Chris Hemsworth is Having a Grand Time in R-Rated “BAD TIMES AT THE EL ROYALE”
Beneath the sexiness, glitz and glamour is paranoia in the riveting mystery thriller “Bad Times at the El Royale” set in the tumultuous 1960s, directed and written by blockbuster filmmaker Drew Goddard (The Martian, World War Z) that also stars a powerhouse cast composed of Chris Hemsworth, Academy Award-winner Jeff Bridges, Tony Award-winner Cynthia Erivo, Lewis Pullman, Dakota Johnson, Cailee Spaeny and Emmy Award-winner Jon Hamm.
Set in the late 60s, the ingenious plot revolves around seven strangers with dark secrets, who cross paths at a rundown hotel right on the border of Nevada and California. Over the course of one fateful night, the lives of these individuals become entangled, as mysterious and shocking events unfold. Everyone at the hotel El Royale has something to hide and it is impossible to know who to trust.

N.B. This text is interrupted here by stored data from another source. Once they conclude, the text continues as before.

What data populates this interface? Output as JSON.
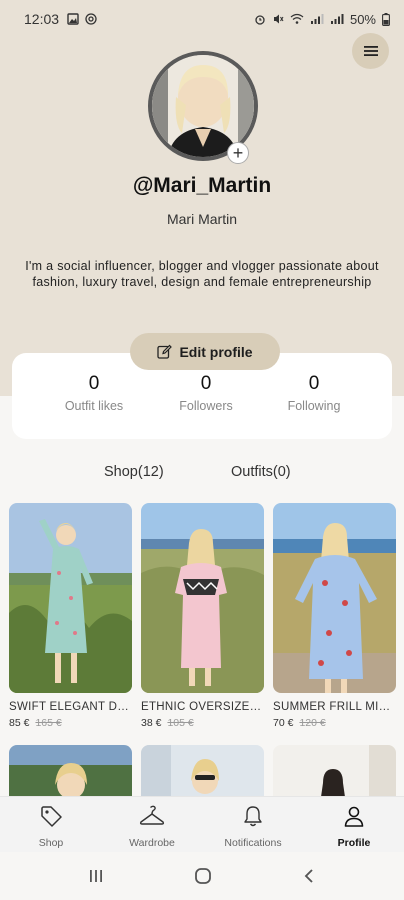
{
  "status_bar": {
    "time": "12:03",
    "battery": "50%",
    "icons": [
      "image-icon",
      "at-icon",
      "alarm-icon",
      "mute-icon",
      "wifi-icon",
      "signal-icon",
      "signal-icon",
      "battery-icon"
    ]
  },
  "profile": {
    "username": "@Mari_Martin",
    "full_name": "Mari Martin",
    "bio": "I'm a social influencer, blogger and vlogger passionate about fashion, luxury travel, design and female entrepreneurship",
    "add_photo_label": "+",
    "edit_label": "Edit profile"
  },
  "stats": [
    {
      "value": "0",
      "label": "Outfit likes"
    },
    {
      "value": "0",
      "label": "Followers"
    },
    {
      "value": "0",
      "label": "Following"
    }
  ],
  "tabs": [
    {
      "label": "Shop(12)",
      "active": true
    },
    {
      "label": "Outfits(0)",
      "active": false
    }
  ],
  "products": [
    {
      "name": "SWIFT ELEGANT DRESS",
      "price": "85 €",
      "old_price": "165 €"
    },
    {
      "name": "ETHNIC OVERSIZE DRESS",
      "price": "38 €",
      "old_price": "105 €"
    },
    {
      "name": "SUMMER FRILL MINI DRESS",
      "price": "70 €",
      "old_price": "120 €"
    }
  ],
  "bottom_nav": [
    {
      "label": "Shop",
      "icon": "tag-icon",
      "active": false
    },
    {
      "label": "Wardrobe",
      "icon": "hanger-icon",
      "active": false
    },
    {
      "label": "Notifications",
      "icon": "bell-icon",
      "active": false
    },
    {
      "label": "Profile",
      "icon": "person-icon",
      "active": true
    }
  ],
  "colors": {
    "header_bg": "#e8e1d6",
    "accent": "#d8cdb8",
    "page_bg": "#f7f6f4"
  }
}
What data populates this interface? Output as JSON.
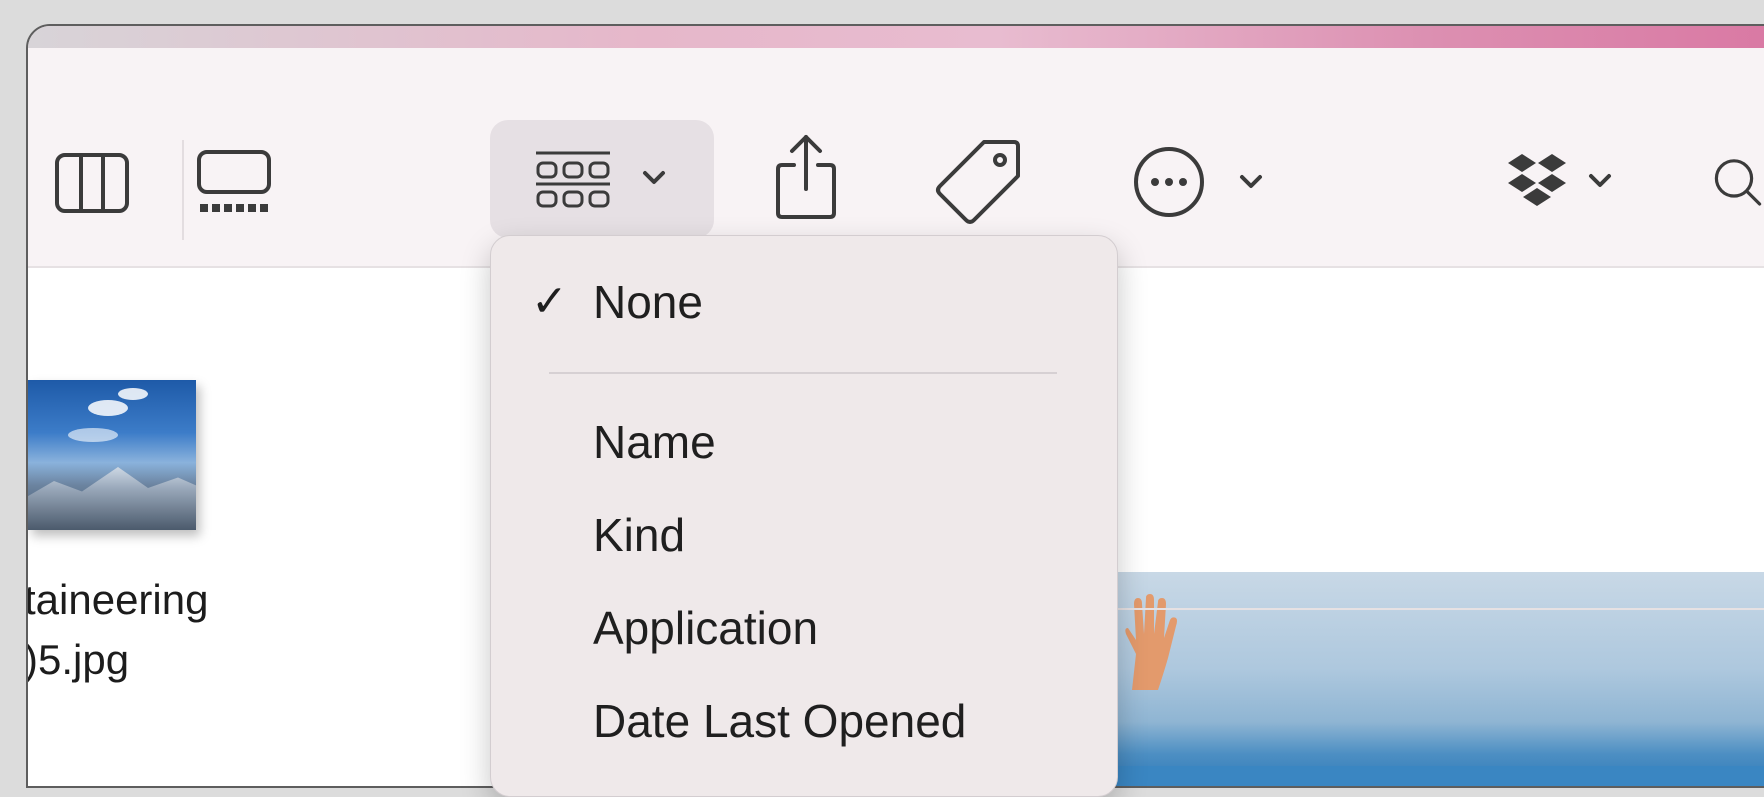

Chris Hemsworth had worked with Goddard before and was already a huge fan, but even so, says Hemsworth, the script “is one of the best things I’ve ever read. It is fresh, unique, full of drama and sinister humor, complex and layered. The chaos just builds and builds and becomes this house of cards that all goes very pear-shaped. It’s wildly unpredictable and intense.”
One of the most interesting challenges for costume designer Danny Glicker was dressing Chris Hemsworth’s maniacal cult leader. “The idea was to really find an outfit that expresses the kind of effortless sensuality he projects to get what he wants. The shirt he’s wearing has hand embroidery all over it and really represents the efforts of his followers – because he’s not doing the embroidery, they’re doing it.”
As, of course, is his character. “I didn’t think I’d have that much fun,” laughs Hemsworth. “I’ve spent a lot of my career playing the hero, and there are certain rules that they have to stick by, and so it becomes predictable. So to be able to be unpredictable, to keep the audience guessing, was surprisingly enjoyable.”
Several of the main characters, says Goddard, represent 60s archetypes. “There is the tradition of the lounge singer, the priest, the vacuum cleaner salesman, the concierge and the dark outlaw with a mysterious past. It was very important to me to explore those archetypes as actual people, rather than as storytelling devices. I liked the idea of seeing them standing in the lobby together and I let the story progress from there,” says Goddard, adding that he can’t reveal more about his intriguing story.
Strictly for 16 years old and above, “Bad Times at the El Royale” opens November 21 in cinemas nationwide from 20th Century Fox.